Stakeholder Management – who are your influencers?

10.06.2012 0

Recently I was asked about my experiences for managing stakeholders. The term “Stakeholder” is rather broad and I’ve seen it loosely defined as anyone with an interest in the project. Technically this may be true – but really I believe a more accurate definition is anyone who has influence on the outcome of the project.

Stakeholder Management is a very complex topic because of the people involved and the uncertainty around the situations of their involvement – it deals specifically with “what can be encountered.” A skilled manager is someone that can read the situation, dig into the reasons or rationale behind a stakeholder’s position, and then negotiate a successful outcome to new encounters.

Stakeholders change too during the life of project. Those that were influential on the scope of the work may not necessarily be the ones signing off on it as an example, or discoveries during the execution of the project may result in new stakeholders being identified and they will need to be on-boarded into the project.

So how do you manage them? One of the things to remember is that their influence is greatest at the start of the project or the initiation of a new phase. Key stakeholders also need to be incorporated as needed – especially as the project develops so that they can provide the appropriate input needed for project success.

Balancing Stakeholder Interests:

  1. Get to the why.  Each stakeholder will have a different take on why the project is being done. – Does if fulfil a business need?  Are market conditions at work?  Do processes need to made more efficient?
  2. Find out what should be done.  Viewpoints on this will always be different between stakeholders and understanding their unique views may lead to a greater understanding of any hidden requirements.
  3. What does the project management plan say to address points one and two above?

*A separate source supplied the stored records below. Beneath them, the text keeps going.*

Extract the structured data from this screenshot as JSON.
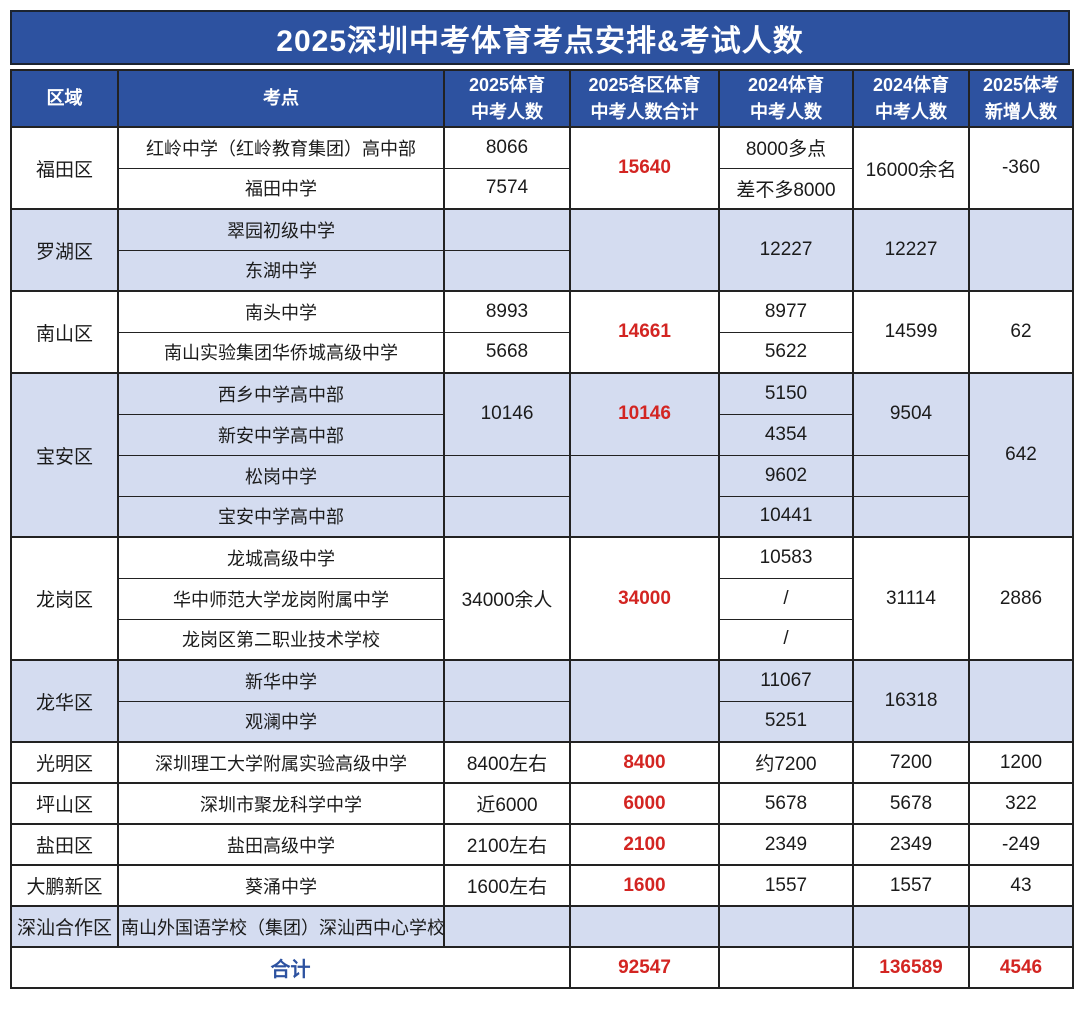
{
  "title": "2025深圳中考体育考点安排&考试人数",
  "colors": {
    "header_blue": "#2d52a0",
    "row_light_blue": "#d4dcf0",
    "highlight_red": "#d32522",
    "total_label_blue": "#2d52a0",
    "border": "#222222"
  },
  "table": {
    "columns": [
      {
        "line1": "区域",
        "line2": ""
      },
      {
        "line1": "考点",
        "line2": ""
      },
      {
        "line1": "2025体育",
        "line2": "中考人数"
      },
      {
        "line1": "2025各区体育",
        "line2": "中考人数合计"
      },
      {
        "line1": "2024体育",
        "line2": "中考人数"
      },
      {
        "line1": "2024体育",
        "line2": "中考人数"
      },
      {
        "line1": "2025体考",
        "line2": "新增人数"
      }
    ],
    "rows": [
      {
        "g": true,
        "shade": "w",
        "cells": [
          {
            "t": "福田区",
            "rs": 2,
            "nm": "cell-district"
          },
          {
            "t": "红岭中学（红岭教育集团）高中部",
            "nm": "cell-school"
          },
          {
            "t": "8066",
            "nm": "cell-value"
          },
          {
            "t": "15640",
            "rs": 2,
            "cls": "red",
            "nm": "cell-value"
          },
          {
            "t": "8000多点",
            "nm": "cell-value"
          },
          {
            "t": "16000余名",
            "rs": 2,
            "nm": "cell-value"
          },
          {
            "t": "-360",
            "rs": 2,
            "nm": "cell-value"
          }
        ]
      },
      {
        "shade": "w",
        "cells": [
          {
            "t": "福田中学",
            "nm": "cell-school"
          },
          {
            "t": "7574",
            "nm": "cell-value"
          },
          {
            "t": "差不多8000",
            "nm": "cell-value"
          }
        ]
      },
      {
        "g": true,
        "shade": "b",
        "cells": [
          {
            "t": "罗湖区",
            "rs": 2,
            "nm": "cell-district"
          },
          {
            "t": "翠园初级中学",
            "nm": "cell-school"
          },
          {
            "t": "",
            "nm": "cell-value"
          },
          {
            "t": "",
            "rs": 2,
            "nm": "cell-value"
          },
          {
            "t": "12227",
            "rs": 2,
            "nm": "cell-value"
          },
          {
            "t": "12227",
            "rs": 2,
            "nm": "cell-value"
          },
          {
            "t": "",
            "rs": 2,
            "nm": "cell-value"
          }
        ]
      },
      {
        "shade": "b",
        "cells": [
          {
            "t": "东湖中学",
            "nm": "cell-school"
          },
          {
            "t": "",
            "nm": "cell-value"
          }
        ]
      },
      {
        "g": true,
        "shade": "w",
        "cells": [
          {
            "t": "南山区",
            "rs": 2,
            "nm": "cell-district"
          },
          {
            "t": "南头中学",
            "nm": "cell-school"
          },
          {
            "t": "8993",
            "nm": "cell-value"
          },
          {
            "t": "14661",
            "rs": 2,
            "cls": "red",
            "nm": "cell-value"
          },
          {
            "t": "8977",
            "nm": "cell-value"
          },
          {
            "t": "14599",
            "rs": 2,
            "nm": "cell-value"
          },
          {
            "t": "62",
            "rs": 2,
            "nm": "cell-value"
          }
        ]
      },
      {
        "shade": "w",
        "cells": [
          {
            "t": "南山实验集团华侨城高级中学",
            "nm": "cell-school"
          },
          {
            "t": "5668",
            "nm": "cell-value"
          },
          {
            "t": "5622",
            "nm": "cell-value"
          }
        ]
      },
      {
        "g": true,
        "shade": "b",
        "cells": [
          {
            "t": "宝安区",
            "rs": 4,
            "nm": "cell-district"
          },
          {
            "t": "西乡中学高中部",
            "nm": "cell-school"
          },
          {
            "t": "10146",
            "rs": 2,
            "nm": "cell-value"
          },
          {
            "t": "10146",
            "rs": 2,
            "cls": "red",
            "nm": "cell-value"
          },
          {
            "t": "5150",
            "nm": "cell-value"
          },
          {
            "t": "9504",
            "rs": 2,
            "nm": "cell-value"
          },
          {
            "t": "642",
            "rs": 4,
            "nm": "cell-value"
          }
        ]
      },
      {
        "shade": "b",
        "cells": [
          {
            "t": "新安中学高中部",
            "nm": "cell-school"
          },
          {
            "t": "4354",
            "nm": "cell-value"
          }
        ]
      },
      {
        "shade": "b",
        "cells": [
          {
            "t": "松岗中学",
            "nm": "cell-school"
          },
          {
            "t": "",
            "nm": "cell-value"
          },
          {
            "t": "",
            "rs": 2,
            "nm": "cell-value"
          },
          {
            "t": "9602",
            "nm": "cell-value"
          },
          {
            "t": "",
            "nm": "cell-value"
          }
        ]
      },
      {
        "shade": "b",
        "cells": [
          {
            "t": "宝安中学高中部",
            "nm": "cell-school"
          },
          {
            "t": "",
            "nm": "cell-value"
          },
          {
            "t": "10441",
            "nm": "cell-value"
          },
          {
            "t": "",
            "nm": "cell-value"
          }
        ]
      },
      {
        "g": true,
        "shade": "w",
        "cells": [
          {
            "t": "龙岗区",
            "rs": 3,
            "nm": "cell-district"
          },
          {
            "t": "龙城高级中学",
            "nm": "cell-school"
          },
          {
            "t": "34000余人",
            "rs": 3,
            "nm": "cell-value"
          },
          {
            "t": "34000",
            "rs": 3,
            "cls": "red",
            "nm": "cell-value"
          },
          {
            "t": "10583",
            "nm": "cell-value"
          },
          {
            "t": "31114",
            "rs": 3,
            "nm": "cell-value"
          },
          {
            "t": "2886",
            "rs": 3,
            "nm": "cell-value"
          }
        ]
      },
      {
        "shade": "w",
        "cells": [
          {
            "t": "华中师范大学龙岗附属中学",
            "nm": "cell-school"
          },
          {
            "t": "/",
            "nm": "cell-value"
          }
        ]
      },
      {
        "shade": "w",
        "cells": [
          {
            "t": "龙岗区第二职业技术学校",
            "nm": "cell-school"
          },
          {
            "t": "/",
            "nm": "cell-value"
          }
        ]
      },
      {
        "g": true,
        "shade": "b",
        "cells": [
          {
            "t": "龙华区",
            "rs": 2,
            "nm": "cell-district"
          },
          {
            "t": "新华中学",
            "nm": "cell-school"
          },
          {
            "t": "",
            "nm": "cell-value"
          },
          {
            "t": "",
            "rs": 2,
            "nm": "cell-value"
          },
          {
            "t": "11067",
            "nm": "cell-value"
          },
          {
            "t": "16318",
            "rs": 2,
            "nm": "cell-value"
          },
          {
            "t": "",
            "rs": 2,
            "nm": "cell-value"
          }
        ]
      },
      {
        "shade": "b",
        "cells": [
          {
            "t": "观澜中学",
            "nm": "cell-school"
          },
          {
            "t": "",
            "nm": "cell-value"
          },
          {
            "t": "5251",
            "nm": "cell-value"
          }
        ]
      },
      {
        "g": true,
        "shade": "w",
        "cells": [
          {
            "t": "光明区",
            "nm": "cell-district"
          },
          {
            "t": "深圳理工大学附属实验高级中学",
            "nm": "cell-school"
          },
          {
            "t": "8400左右",
            "nm": "cell-value"
          },
          {
            "t": "8400",
            "cls": "red",
            "nm": "cell-value"
          },
          {
            "t": "约7200",
            "nm": "cell-value"
          },
          {
            "t": "7200",
            "nm": "cell-value"
          },
          {
            "t": "1200",
            "nm": "cell-value"
          }
        ]
      },
      {
        "g": true,
        "shade": "w",
        "cells": [
          {
            "t": "坪山区",
            "nm": "cell-district"
          },
          {
            "t": "深圳市聚龙科学中学",
            "nm": "cell-school"
          },
          {
            "t": "近6000",
            "nm": "cell-value"
          },
          {
            "t": "6000",
            "cls": "red",
            "nm": "cell-value"
          },
          {
            "t": "5678",
            "nm": "cell-value"
          },
          {
            "t": "5678",
            "nm": "cell-value"
          },
          {
            "t": "322",
            "nm": "cell-value"
          }
        ]
      },
      {
        "g": true,
        "shade": "w",
        "cells": [
          {
            "t": "盐田区",
            "nm": "cell-district"
          },
          {
            "t": "盐田高级中学",
            "nm": "cell-school"
          },
          {
            "t": "2100左右",
            "nm": "cell-value"
          },
          {
            "t": "2100",
            "cls": "red",
            "nm": "cell-value"
          },
          {
            "t": "2349",
            "nm": "cell-value"
          },
          {
            "t": "2349",
            "nm": "cell-value"
          },
          {
            "t": "-249",
            "nm": "cell-value"
          }
        ]
      },
      {
        "g": true,
        "shade": "w",
        "cells": [
          {
            "t": "大鹏新区",
            "nm": "cell-district"
          },
          {
            "t": "葵涌中学",
            "nm": "cell-school"
          },
          {
            "t": "1600左右",
            "nm": "cell-value"
          },
          {
            "t": "1600",
            "cls": "red",
            "nm": "cell-value"
          },
          {
            "t": "1557",
            "nm": "cell-value"
          },
          {
            "t": "1557",
            "nm": "cell-value"
          },
          {
            "t": "43",
            "nm": "cell-value"
          }
        ]
      },
      {
        "g": true,
        "shade": "b",
        "cells": [
          {
            "t": "深汕合作区",
            "nm": "cell-district"
          },
          {
            "t": "南山外国语学校（集团）深汕西中心学校",
            "nm": "cell-school"
          },
          {
            "t": "",
            "nm": "cell-value"
          },
          {
            "t": "",
            "nm": "cell-value"
          },
          {
            "t": "",
            "nm": "cell-value"
          },
          {
            "t": "",
            "nm": "cell-value"
          },
          {
            "t": "",
            "nm": "cell-value"
          }
        ]
      },
      {
        "g": true,
        "shade": "w",
        "cells": [
          {
            "t": "合计",
            "cs": 3,
            "cls": "blue",
            "nm": "cell-total-label"
          },
          {
            "t": "92547",
            "cls": "red",
            "nm": "cell-value"
          },
          {
            "t": "",
            "nm": "cell-value"
          },
          {
            "t": "136589",
            "cls": "red",
            "nm": "cell-value"
          },
          {
            "t": "4546",
            "cls": "red",
            "nm": "cell-value"
          }
        ]
      }
    ]
  }
}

Balancing interests also means that a formal change control process needs to be established.  Practical thoughts aside - following a good change control methodology will help negotiations with stakeholders.  This helps the manager to listen to what stakeholders want and help identify what cost parameters  or time frames will be needed to meet these needs.  If changes are required and agreed to, then the project management plan can be updated accordingly, reflecting not only the outcomes of the stakeholder’s interests but also the work and costs necessary to make it happen.

 Know your Influencers:

None of this can happen though if you don’t know who has influence on your project and when they might exercise it.  The analysis work has to be done up front at the beginning of the project and periodically as the project rolls out.  Build a Stakeholder Register and schedule both formal and informal meetings, workshops, etc. to get their input.  Also try questionnaires and surveys.  Don’t be afraid to build prototypes to get feedback and ideas.  It can only result in a better chance to complete your project successfully!